In these terms, a language “over an alphabet \(\Sigma\)” is defined as a subset of the set of all possible strings (including the empty string) that can be formed using the symbols from \(\Sigma\). So, a language is a subset of \(\Sigma^*\): \[ L \subseteq \Sigma^* \]

A language can be finite or infinite, depending on the number of strings it contains. It can also be defined by specific rules or patterns, such as regular expressions, context-free grammars, or other formal systems.

These three definitions, especially the last one, provide you with everything you need to know about the theory of computation at a high level. The theory of computation is about finding devices that determine whether or not a string belongs to a language.

All the famous devices, such as finite state automata, context-free grammars, and Turing machines, are designed to determine whether a string belongs to a language.

## Language model

But let’s get right into language models. Nowadays, many people are interested in proving the formal properties of language models, exploring what these models can or cannot do. For example, there is interest in predicting how soon AGI (Artificial General Intelligence) might appear, perhaps with the advent of GPT-7 or something like that.

If you ever wanted to prove a theorem about a mathematical object, you’d have to start with a definition. So, the definition of what a language model is—and this is historically accurate—is essential.

So, the question now is: What is a language model? This is going to be crucially important.

A language model is a probability distribution over \(\Sigma^*\) for some alphabet \(\Sigma\).

This is a complete generalization of what we did with formal language theory, because you can always recover a formal language by looking at the support.

In this context, “support” refers to the set of all elements (strings) in the alphabet \(\Sigma\) for which the language model assigns a non-zero probability.

Formally, if \(m\) is a language model over \(\Sigma^*\), the support of \(m\), denoted as \(\text{supp}(m)\), is defined as:

\[ \text{supp}(m) = \{ w \in \Sigma^* \mid m(w) > 0 \} \]

This means \(\text{supp}(m)\) includes all the strings \(w\) that have a non-zero probability under the language model \(m\).

## Generator always halts

Now, the obvious thing that follows from this is that if I define a language model as a distribution over \(\Sigma^*\), and \(\Sigma^*\) only contains finite-length strings, then generating a string with probability one means that I always sample a string of finite length, which means I always halt.

This means that **no language model is Turing complete**.

## No language model is general-purpose reasoner

Which is a very obvious fact if you think about it. In fact, it follows completely from the definition of a language model above. If no language model is Turing complete, then no language model is a general-purpose reasoner. That’s just a fact now for you, I hope.

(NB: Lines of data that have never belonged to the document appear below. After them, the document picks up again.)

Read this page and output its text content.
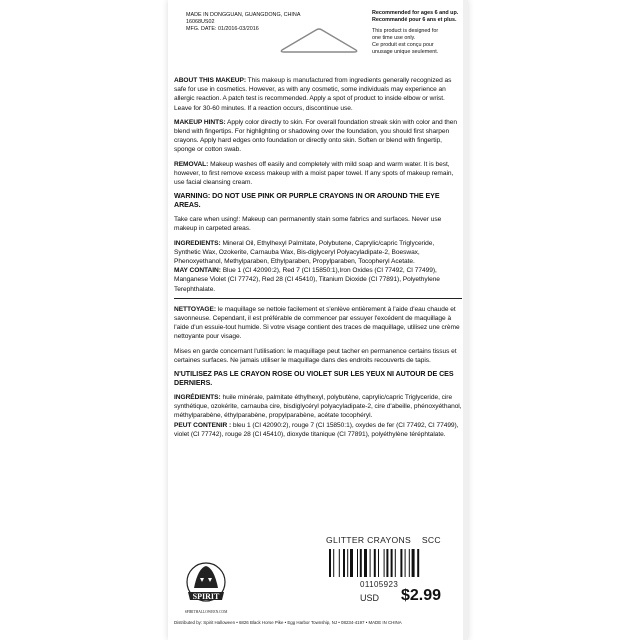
MADE IN DONGGUAN, GUANGDONG, CHINA
16068US02
MFG. DATE: 01/2016-03/2016

Recommended for ages 6 and up.
Recommandé pour 6 ans et plus.

This product is designed for
one time use only.
Ce produit est conçu pour
unusage unique seulement.

ABOUT THIS MAKEUP: This makeup is manufactured from ingredients generally recognized as safe for use in cosmetics. However, as with any cosmetic, some individuals may experience an allergic reaction. A patch test is recommended. Apply a spot of product to inside elbow or wrist. Leave for 30-60 minutes. If a reaction occurs, discontinue use.

MAKEUP HINTS: Apply color directly to skin. For overall foundation streak skin with color and then blend with fingertips. For highlighting or shadowing over the foundation, you should first sharpen crayons. Apply hard edges onto foundation or directly onto skin. Soften or blend with fingertip, sponge or cotton swab.

REMOVAL: Makeup washes off easily and completely with mild soap and warm water. It is best, however, to first remove excess makeup with a moist paper towel. If any spots of makeup remain, use facial cleansing cream.

WARNING: DO NOT USE PINK OR PURPLE CRAYONS IN OR AROUND THE EYE AREAS.

Take care when using!: Makeup can permanently stain some fabrics and surfaces. Never use makeup in carpeted areas.

INGREDIENTS: Mineral Oil, Ethylhexyl Palmitate, Polybutene, Caprylic/capric Triglyceride, Synthetic Wax, Ozokerite, Carnauba Wax, Bis-diglyceryl Polyacyladipate-2, Boeswax, Phenoxyethanol, Methylparaben, Ethylparaben, Propylparaben, Tocopheryl Acetate.
MAY CONTAIN: Blue 1 (CI 42090:2), Red 7 (CI 15850:1),Iron Oxides (CI 77492, CI 77499), Manganese Violet (CI 77742), Red 28 (CI 45410), Titanium Dioxide (CI 77891), Polyethylene Terephthalate.

NETTOYAGE: le maquillage se nettoie facilement et s'enlève entièrement à l'aide d'eau chaude et savonneuse. Cependant, il est préférable de commencer par essuyer l'excédent de maquillage à l'aide d'un essuie-tout humide. Si votre visage contient des traces de maquillage, utilisez une crème nettoyante pour visage.

Mises en garde concernant l'utilisation: le maquillage peut tacher en permanence certains tissus et certaines surfaces. Ne jamais utiliser le maquillage dans des endroits recouverts de tapis.

N'UTILISEZ PAS LE CRAYON ROSE OU VIOLET SUR LES YEUX NI AUTOUR DE CES DERNIERS.

INGRÉDIENTS: huile minérale, palmitate éthylhexyl, polybutène, caprylic/capric Triglyceride, cire synthétique, ozokérite, carnauba cire, bisdiglycéryl polyacyladipate-2, cire d'abeille, phénoxyéthanol, méthylparabène, éthylparabène, propylparabène, acétate tocophéryl.
PEUT CONTENIR : bleu 1 (CI 42090:2), rouge 7 (CI 15850:1), oxydes de fer (CI 77492, CI 77499), violet (CI 77742), rouge 28 (CI 45410), dioxyde titanique (CI 77891), polyéthylène téréphtalate.

GLITTER CRAYONS SCC
01105923
USD $2.99
SPIRIT
SPIRITHALLOWEEN.COM
Distributed by: Spirit Halloween • 6826 Black Horse Pike • Egg Harbor Township, NJ • 08234-4197 • MADE IN CHINA
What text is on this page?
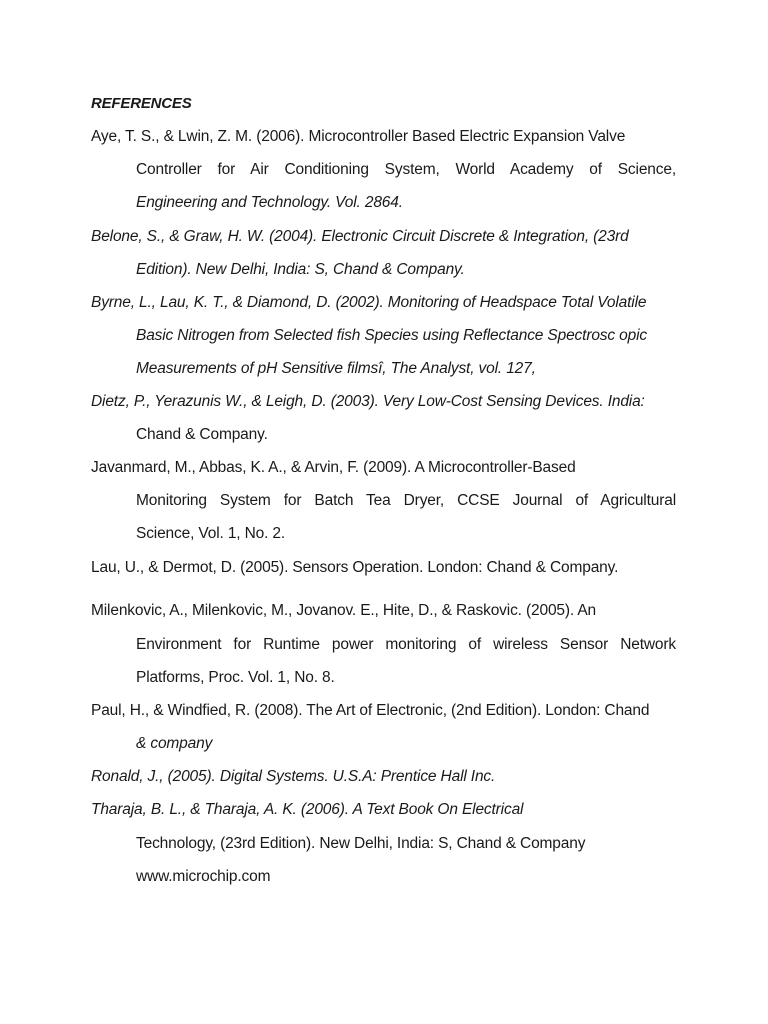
REFERENCES
Aye, T. S., & Lwin, Z. M. (2006). Microcontroller Based Electric Expansion Valve
Controller for Air Conditioning System, World Academy of Science,
Engineering and Technology. Vol. 2864.
Belone, S., & Graw, H. W. (2004). Electronic Circuit Discrete & Integration, (23rd
Edition). New Delhi, India: S, Chand & Company.
Byrne, L., Lau, K. T., & Diamond, D. (2002). Monitoring of Headspace Total Volatile
Basic Nitrogen from Selected fish Species using Reflectance Spectrosc opic
Measurements of pH Sensitive filmsî, The Analyst, vol. 127,
Dietz, P., Yerazunis W., & Leigh, D. (2003). Very Low-Cost Sensing Devices. India:
Chand & Company.
Javanmard, M., Abbas, K. A., & Arvin, F. (2009). A Microcontroller-Based
Monitoring System for Batch Tea Dryer, CCSE Journal of Agricultural
Science, Vol. 1, No. 2.
Lau, U., & Dermot, D. (2005). Sensors Operation. London: Chand & Company.
Milenkovic, A., Milenkovic, M., Jovanov. E., Hite, D., & Raskovic. (2005). An
Environment for Runtime power monitoring of wireless Sensor Network
Platforms, Proc. Vol. 1, No. 8.
Paul, H., & Windfied, R. (2008). The Art of Electronic, (2nd Edition). London: Chand
& company
Ronald, J., (2005). Digital Systems. U.S.A: Prentice Hall Inc.
Tharaja, B. L., & Tharaja, A. K. (2006). A Text Book On Electrical
Technology, (23rd Edition). New Delhi, India: S, Chand & Company
www.microchip.com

Turing completeness fundamentally relies on the fact that the model might not halt. That’s the only way you can possibly get a Turing machine. The process might have to run forever, but that means it has to generate something outside of \(\Sigma^*\), which is impossible for a language model.

So what does this mean? If you continue the chain of reasoning, it means that every big transformer, no matter how large it is, stops with probability one, which means it can’t emulate a Turing machine. Consequently, it can’t perform general-purpose reasoning. Moreover, this conclusion depends on the assumptions you make.

This means that not only are Transformers not Turing complete, but they’re also much farther down the Chomsky hierarchy.

That’s how their non-Turing complete nature prevents these models from emulating the desiderata of AGI, which is often touted as having immense reasoning power.